私がこの曲を始めて聞いたのが、一番右端の「カール・ミュンヒンガー指揮/シュツットガルト室内管弦楽団」のフーガの技法で、このイメージがずーっと残っており、この演奏が最もお気に入りで、他の演奏を聴くといつもこの演奏と比較してしまいます。この演奏を超える演奏は私にはまだありません。ピアノ、チェンバロ、オルガンによる演奏もそれなりにいいのですが、若い時に聞いたこのCDの深遠な素晴らしい演奏が未だに忘れずにいます。目が悪くなり(糖尿病からきた白内障でしょうか?)、口述筆記をしながら作曲していたであろうバッハの姿を想像すると思わず心がジーンとして、涙が出そうになります。

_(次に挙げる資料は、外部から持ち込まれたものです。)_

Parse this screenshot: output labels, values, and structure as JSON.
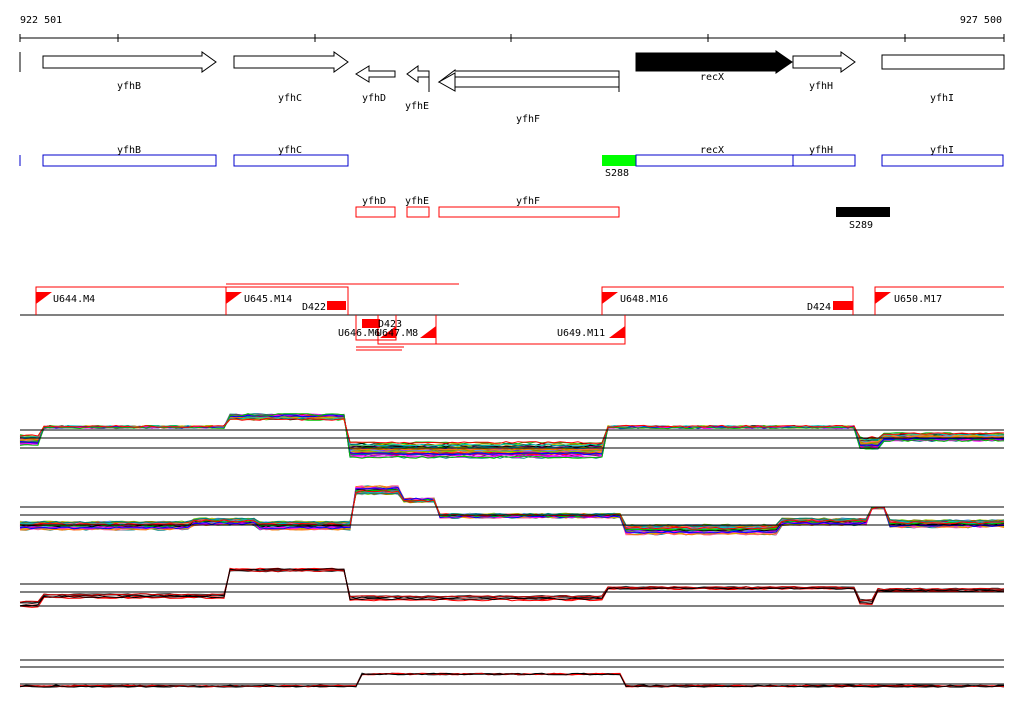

以前から、フェルツマンの「イギリス組曲」が欲しかったのですが、最近、やっとゲットしました(カメラータトウキョウ、CMCD 20068-9)(録音2005年12月14日、15日)(2007.4.20)。確か、去年NHKのBSでイギリス組曲第6番を演奏しているのを見たことがあります。CDのジャケットに“フェルツマンの演奏を聴くと、心が静かにざわめきはじめる。”とあるのですが、彼の演奏がどういう特徴があるのかは良く分かりません(いつもながらまだ解説書は読んでません)。カメラータの録音はどれも音がクリアで、かつまろやかで綺麗ですが、この録音も快い響きです。イギリス組曲は多くの演奏家が弾いていますが、ピアノでの演奏は今までヒューイットとグールドの録音が気に入っていました。フェルツマンの演奏には、彼らのような特別に強い個性を感じないのですが、熟練した技巧に裏打ちされた正確で歯切れの良いタッチで、欠点の無い緻密な演奏で、この曲の構成も良く分かるように思います。5番、6番は平均律とイメージが似ているように感じますが、晩年とは違う、バッハの若さを感じます。フェルツマンはパルティータも録音していますが、平均律、フランス組曲のCDが早く出ないかと楽しみにしています。CDジャケットやテレビで見た彼の印象は、ちょっと頑固なおじさんです。
今日も寒い一日でした。家に帰って暖房してホットしています。
3台のチェンバロのための協奏曲(第1番と第2番の2曲あります)はバッハの器楽曲の中で最も好きな曲の1つです。バッハの熟練した作曲技術が凝集した傑作と思います。もう30年位聞き続けていますが、何回聞いても飽きません。バッハのチェンバロ協奏曲はほとんどが自作のバイオリン協奏曲を編曲したものとされています。このCD「J.S.バッハ・チェンバロ協奏曲第2集」(NAXOS 8.554605)は1995-1999年に録音されたものですが、第2番をバイオリンで復元したものが収録されているのが聞き所と思います。バイオリンで復元された曲は、“あ~、オリジナルはこんな風だったんだな~”、と感慨深く、興味を持って聞けます。オリジナルはケーテン時代に作曲されたのでしょうか(調べていないのでわかりません....)。でも、やはりチェンバロの方が、きらびやかで花があるように感じます。
第1番の方は、他の録音よりテンポが速く、一気に聞け、爽快感がありますが、第2楽章のAlla Sicilianoがやや情緒に欠けるように思います。バッハの器楽曲の緩徐楽章はどれも美しい旋律ですが、特にこの3台のチェンバロのための協奏曲第1番の第2楽章は最もお気に入りで、疲れたときに時々聞いてリフレッシュしています。